In conversation with The Current’s Anna Maria Tremonti, Sen. Murray harkened back to when committees’ primary role was to examine the budgetary estimates of the departments they were mandated to review.

“That hasn’t happened. Why? Partly I think because the parliamentary committees find that it’s not sexy enough in most cases, politically speaking,” Sen. Murray mused. “Secondly, they are overburdened with legislation or things that they have to do or want to do.” He added that the fixed parliamentary calendar, which allows late-tabled estimates to be approved by default, compounds the problem.

NDP MP David Christopherson (Hamilton Centre, Ont.), who chairs the House Public Accounts Committee and serves as the NDP’s democratic reform critic, declined to comment on what other committees ought to be doing, but said that Public Accounts’ review of the estimates and budget process would produce recommendations that other committees ought to take into consideration.

“Every committee is the master of their own destiny, and I respect that totally,” said Mr. Christopherson.

Sen. Murray, who served as minister of state for Federal-Provincial Relations in the Cabinet of prime minister Brian Mulroney, set aside some of his harshest criticism for the devolution of Cabinet power, not only in the current government, but over the course of successive Liberal and Conservative governments. He cited prime minister Trudeau’s 1978 decision to implement austerity measures over the head of then-finance minister Jean Chrétien as a primary example.

“[C]abinet government is not working, in a nutshell. There’s plenty of evidence of senior public servants, deputy ministers doing end-runs around their own minister, going directly to the Privy Council Office and through Privy Council to the PMO,” Sen. Murray observed. “They’re treating their ministers as ciphers, and unfortunately, the ministers allow themselves to be treated as ciphers.”

Sen. Murray also cited examples of ministerial staffers exercising powers and even doing “end-runs” around their bosses.

When asked to respond to Sen. Murray’s statements on Cabinet’s diminished influence, Treasury Board President Tony Clement (Parry Sound-Muskoka, Ont.) responded: “He’s entitled to his opinions as a private citizen, even if they’re misjudged and completely fallacious.”

Prof. Franks backed Sen. Murray’s account of a Cabinet that has had its power gradually devolve to unelected civil servants and staff members, describing staff as a “black hole in Canadian politics and public administration.”

“They’re lackey’s to the Prime Minister and his staff, with exceptions,” noted Prof. Franks. “I don’t think Flaherty is a lackey to anybody.”

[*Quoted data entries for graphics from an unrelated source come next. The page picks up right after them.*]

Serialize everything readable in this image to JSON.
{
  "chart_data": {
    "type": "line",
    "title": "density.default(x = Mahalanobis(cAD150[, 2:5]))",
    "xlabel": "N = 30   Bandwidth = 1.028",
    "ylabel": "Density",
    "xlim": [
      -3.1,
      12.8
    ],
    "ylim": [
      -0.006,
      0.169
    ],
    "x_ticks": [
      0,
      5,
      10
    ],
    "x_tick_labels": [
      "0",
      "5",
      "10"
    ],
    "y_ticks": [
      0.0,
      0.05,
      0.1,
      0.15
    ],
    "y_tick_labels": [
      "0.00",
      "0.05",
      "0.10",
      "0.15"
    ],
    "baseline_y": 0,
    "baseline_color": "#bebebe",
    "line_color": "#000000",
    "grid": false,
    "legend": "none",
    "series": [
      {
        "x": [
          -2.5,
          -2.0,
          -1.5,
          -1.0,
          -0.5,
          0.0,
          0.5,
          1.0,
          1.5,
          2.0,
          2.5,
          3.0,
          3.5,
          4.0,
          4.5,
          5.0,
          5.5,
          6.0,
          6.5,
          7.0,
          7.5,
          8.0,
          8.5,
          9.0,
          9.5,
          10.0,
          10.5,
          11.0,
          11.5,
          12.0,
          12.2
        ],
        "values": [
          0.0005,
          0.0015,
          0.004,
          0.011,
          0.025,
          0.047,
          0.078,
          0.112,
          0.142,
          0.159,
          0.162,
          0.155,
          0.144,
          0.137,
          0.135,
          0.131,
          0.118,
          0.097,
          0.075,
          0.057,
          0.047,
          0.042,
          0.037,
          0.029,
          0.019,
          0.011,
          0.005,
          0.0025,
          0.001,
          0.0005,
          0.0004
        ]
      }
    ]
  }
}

Ultimately, said Sen. Murray, due process has eroded. “It is what makes our electoral democracy work, our parliamentary democracy work, our system of governance work. You must respect due process.”

“I think there’s been a sort of acquiescence over the years that it’s just the way things go,” David Christopherson said. “What we’re hearing from Senator Murray and others is that it’s time that we stop and gave this whole system a good shake. Is this the best democracy that we can provide for Canadians?”